Non-revolving borrowing, which includes auto financing and school loans, increased by $16.5 billion after an $11.1 billion gain in May. It was the largest jump in four months.
Demand for vehicles is a source of strength for the economy, helping drive gains in non-revolving credit. Cars and light trucks sold at a 15.6 million annualized rate last month and 15.9 million in June, the strongest back-to-back readings since late 2007, according to figures from Wards Automotive Group.
Gains in housing prices and stock portfolios are putting consumers in a position to take advantage of historically low interest rates for big-ticket purchases such as automobiles.

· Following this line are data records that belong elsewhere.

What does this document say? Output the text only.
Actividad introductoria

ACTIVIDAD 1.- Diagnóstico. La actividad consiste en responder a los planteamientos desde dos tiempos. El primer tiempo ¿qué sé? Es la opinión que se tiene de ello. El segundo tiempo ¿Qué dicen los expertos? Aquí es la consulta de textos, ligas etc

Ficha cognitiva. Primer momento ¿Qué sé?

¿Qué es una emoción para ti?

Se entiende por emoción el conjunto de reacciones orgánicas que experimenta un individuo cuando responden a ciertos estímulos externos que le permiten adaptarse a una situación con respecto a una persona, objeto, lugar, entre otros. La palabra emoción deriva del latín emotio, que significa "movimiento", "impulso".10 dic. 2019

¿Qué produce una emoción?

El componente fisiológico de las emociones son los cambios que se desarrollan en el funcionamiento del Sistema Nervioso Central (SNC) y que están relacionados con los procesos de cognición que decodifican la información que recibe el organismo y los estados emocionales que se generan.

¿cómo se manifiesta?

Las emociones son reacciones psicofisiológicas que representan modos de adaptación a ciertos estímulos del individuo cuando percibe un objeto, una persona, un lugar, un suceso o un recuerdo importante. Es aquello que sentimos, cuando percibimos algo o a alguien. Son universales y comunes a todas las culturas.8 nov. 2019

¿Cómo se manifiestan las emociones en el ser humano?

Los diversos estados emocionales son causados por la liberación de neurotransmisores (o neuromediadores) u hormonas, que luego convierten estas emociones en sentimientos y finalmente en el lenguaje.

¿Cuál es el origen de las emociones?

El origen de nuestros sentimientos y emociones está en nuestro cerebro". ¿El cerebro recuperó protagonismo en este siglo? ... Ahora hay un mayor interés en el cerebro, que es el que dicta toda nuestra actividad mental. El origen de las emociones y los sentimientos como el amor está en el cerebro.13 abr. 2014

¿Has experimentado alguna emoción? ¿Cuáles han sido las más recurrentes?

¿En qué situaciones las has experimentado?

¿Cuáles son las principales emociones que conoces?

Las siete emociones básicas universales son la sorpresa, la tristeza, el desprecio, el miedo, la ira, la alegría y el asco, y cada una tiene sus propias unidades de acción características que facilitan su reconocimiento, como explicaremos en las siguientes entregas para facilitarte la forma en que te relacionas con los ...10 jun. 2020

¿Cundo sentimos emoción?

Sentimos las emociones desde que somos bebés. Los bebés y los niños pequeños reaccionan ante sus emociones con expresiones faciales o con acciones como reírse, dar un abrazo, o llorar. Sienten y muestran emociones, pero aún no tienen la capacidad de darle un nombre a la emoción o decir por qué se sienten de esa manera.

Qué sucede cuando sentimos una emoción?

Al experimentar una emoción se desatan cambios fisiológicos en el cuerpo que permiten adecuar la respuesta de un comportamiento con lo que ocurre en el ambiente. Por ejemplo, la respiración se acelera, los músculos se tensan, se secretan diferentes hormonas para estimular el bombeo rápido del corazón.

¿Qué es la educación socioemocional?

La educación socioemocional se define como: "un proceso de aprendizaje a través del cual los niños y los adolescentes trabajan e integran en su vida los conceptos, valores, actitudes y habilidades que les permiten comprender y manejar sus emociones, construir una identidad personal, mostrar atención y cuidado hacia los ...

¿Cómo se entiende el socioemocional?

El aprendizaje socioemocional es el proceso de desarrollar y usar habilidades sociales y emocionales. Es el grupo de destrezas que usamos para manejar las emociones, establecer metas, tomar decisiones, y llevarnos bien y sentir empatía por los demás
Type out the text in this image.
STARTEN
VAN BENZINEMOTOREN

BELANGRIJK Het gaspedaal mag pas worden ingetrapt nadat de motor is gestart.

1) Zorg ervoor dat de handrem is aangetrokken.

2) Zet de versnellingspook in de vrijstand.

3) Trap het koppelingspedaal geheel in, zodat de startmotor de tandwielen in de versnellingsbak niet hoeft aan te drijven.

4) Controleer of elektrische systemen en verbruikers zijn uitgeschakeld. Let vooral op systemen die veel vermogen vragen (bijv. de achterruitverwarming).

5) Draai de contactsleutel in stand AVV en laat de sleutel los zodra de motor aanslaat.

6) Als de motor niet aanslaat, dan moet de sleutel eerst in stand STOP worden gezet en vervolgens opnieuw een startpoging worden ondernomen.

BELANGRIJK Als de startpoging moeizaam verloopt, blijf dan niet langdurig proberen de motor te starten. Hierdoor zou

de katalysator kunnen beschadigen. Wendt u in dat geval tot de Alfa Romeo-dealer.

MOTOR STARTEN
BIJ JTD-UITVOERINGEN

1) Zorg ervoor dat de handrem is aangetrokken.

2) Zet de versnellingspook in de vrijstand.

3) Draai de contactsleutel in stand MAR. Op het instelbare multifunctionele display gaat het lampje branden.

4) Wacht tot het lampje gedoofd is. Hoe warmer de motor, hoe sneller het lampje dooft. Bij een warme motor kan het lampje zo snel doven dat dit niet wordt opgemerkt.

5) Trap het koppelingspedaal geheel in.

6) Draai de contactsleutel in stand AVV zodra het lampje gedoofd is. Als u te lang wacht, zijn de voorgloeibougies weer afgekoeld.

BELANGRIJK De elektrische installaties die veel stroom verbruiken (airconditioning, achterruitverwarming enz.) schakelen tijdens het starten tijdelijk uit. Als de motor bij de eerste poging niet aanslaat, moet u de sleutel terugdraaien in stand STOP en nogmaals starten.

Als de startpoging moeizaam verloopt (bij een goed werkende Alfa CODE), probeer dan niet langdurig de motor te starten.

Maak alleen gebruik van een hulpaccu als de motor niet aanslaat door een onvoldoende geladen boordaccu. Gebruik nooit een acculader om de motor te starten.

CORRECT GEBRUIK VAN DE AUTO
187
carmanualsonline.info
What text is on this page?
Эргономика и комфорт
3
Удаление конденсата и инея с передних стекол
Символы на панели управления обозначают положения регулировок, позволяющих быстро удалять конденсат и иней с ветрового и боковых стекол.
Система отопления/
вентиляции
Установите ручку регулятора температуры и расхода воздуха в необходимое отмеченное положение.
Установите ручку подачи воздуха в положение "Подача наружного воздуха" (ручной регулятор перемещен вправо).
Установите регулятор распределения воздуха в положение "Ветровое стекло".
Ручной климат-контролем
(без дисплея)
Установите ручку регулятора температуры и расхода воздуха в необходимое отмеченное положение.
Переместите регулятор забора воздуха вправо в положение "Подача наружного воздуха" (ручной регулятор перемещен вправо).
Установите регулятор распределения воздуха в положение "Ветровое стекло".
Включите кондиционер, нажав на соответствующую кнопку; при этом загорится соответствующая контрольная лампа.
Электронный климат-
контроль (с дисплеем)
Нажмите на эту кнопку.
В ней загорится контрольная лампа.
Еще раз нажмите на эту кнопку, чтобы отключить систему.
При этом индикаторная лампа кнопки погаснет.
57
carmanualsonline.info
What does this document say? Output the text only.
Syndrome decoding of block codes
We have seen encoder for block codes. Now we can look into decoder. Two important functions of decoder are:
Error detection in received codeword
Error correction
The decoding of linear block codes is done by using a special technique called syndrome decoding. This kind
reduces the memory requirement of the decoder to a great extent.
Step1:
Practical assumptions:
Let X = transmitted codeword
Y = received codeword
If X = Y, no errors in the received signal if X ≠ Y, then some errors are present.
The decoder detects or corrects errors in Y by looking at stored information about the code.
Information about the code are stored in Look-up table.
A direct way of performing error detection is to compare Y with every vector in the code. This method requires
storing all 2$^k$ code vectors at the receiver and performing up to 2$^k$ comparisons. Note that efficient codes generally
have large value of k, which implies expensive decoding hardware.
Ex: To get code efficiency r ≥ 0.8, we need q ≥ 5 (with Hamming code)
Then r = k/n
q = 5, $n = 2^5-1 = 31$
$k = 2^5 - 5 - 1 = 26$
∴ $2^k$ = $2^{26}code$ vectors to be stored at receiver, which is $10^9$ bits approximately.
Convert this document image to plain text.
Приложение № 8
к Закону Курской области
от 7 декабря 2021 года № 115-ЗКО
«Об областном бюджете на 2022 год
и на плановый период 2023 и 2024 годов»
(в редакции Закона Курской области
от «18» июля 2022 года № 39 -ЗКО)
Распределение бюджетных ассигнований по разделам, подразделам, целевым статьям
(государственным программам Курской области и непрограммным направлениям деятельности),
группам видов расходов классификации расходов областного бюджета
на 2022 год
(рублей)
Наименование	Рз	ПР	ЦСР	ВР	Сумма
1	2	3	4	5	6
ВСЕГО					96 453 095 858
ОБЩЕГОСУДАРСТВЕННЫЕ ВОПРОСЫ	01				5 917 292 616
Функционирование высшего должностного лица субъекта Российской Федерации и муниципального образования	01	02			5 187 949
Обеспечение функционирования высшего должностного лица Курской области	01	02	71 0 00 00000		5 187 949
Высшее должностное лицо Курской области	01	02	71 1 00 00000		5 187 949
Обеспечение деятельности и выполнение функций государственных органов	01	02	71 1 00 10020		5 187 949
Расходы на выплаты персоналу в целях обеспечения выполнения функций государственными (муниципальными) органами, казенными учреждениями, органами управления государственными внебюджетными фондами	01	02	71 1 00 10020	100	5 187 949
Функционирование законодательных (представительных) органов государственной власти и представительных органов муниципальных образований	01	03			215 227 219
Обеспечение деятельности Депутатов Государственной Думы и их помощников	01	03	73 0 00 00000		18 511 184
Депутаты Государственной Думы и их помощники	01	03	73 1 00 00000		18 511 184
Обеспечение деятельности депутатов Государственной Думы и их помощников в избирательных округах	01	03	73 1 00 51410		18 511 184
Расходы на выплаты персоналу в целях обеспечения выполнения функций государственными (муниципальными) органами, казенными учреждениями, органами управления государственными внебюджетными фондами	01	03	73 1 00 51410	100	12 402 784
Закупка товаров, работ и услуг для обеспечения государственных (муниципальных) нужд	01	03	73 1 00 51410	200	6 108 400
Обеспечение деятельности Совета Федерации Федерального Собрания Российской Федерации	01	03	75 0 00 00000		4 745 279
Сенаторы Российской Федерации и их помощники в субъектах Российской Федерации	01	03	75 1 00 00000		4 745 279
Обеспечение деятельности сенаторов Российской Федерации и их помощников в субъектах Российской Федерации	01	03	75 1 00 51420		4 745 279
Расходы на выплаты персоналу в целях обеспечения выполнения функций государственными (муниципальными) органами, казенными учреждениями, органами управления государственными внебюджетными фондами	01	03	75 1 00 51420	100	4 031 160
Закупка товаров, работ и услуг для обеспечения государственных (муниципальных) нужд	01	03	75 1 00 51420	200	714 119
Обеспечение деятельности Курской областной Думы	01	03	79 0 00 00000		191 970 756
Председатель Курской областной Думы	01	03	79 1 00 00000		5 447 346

At the same time, Americans cut back on credit card use as the effects of a higher payroll tax limited take-home pay.
Auto credit seems to be pretty widely available and the demand for new cars has been strong as well, and both of those are probably going to continue through the end of the year, said Tom Simons, an economist at Jefferies LLC in New York, who projected a $14 billion increase in credit. We still see a consumer that is reticent to borrow in order to make purchases other than autos.
Ezra Becker, vice president of research and consulting in TransUnions financial services business unit, said the Federal Reserve numbers are similar to TransUnion's data, which showed an increase of approximately $13.5 billion in consumer debt from end of the first quarter to the end of second quarter, excluding mortgage debt.
"Since Q2 2012, TransUnion reports that non-mortgage consumer debt has increased by $115 billion. A factor complementary to this increase is that consumer credit risk is also improving. Over the last quarter, TransUnions Credit Risk Index (CRI) has dropped to 115.9 at the end of June 2013 from 118.6 in March 2013, and down 5% from 122.0 in June 2012 - lower numbers indicate better risk. The CRI peaked in December 2009 at 129.7.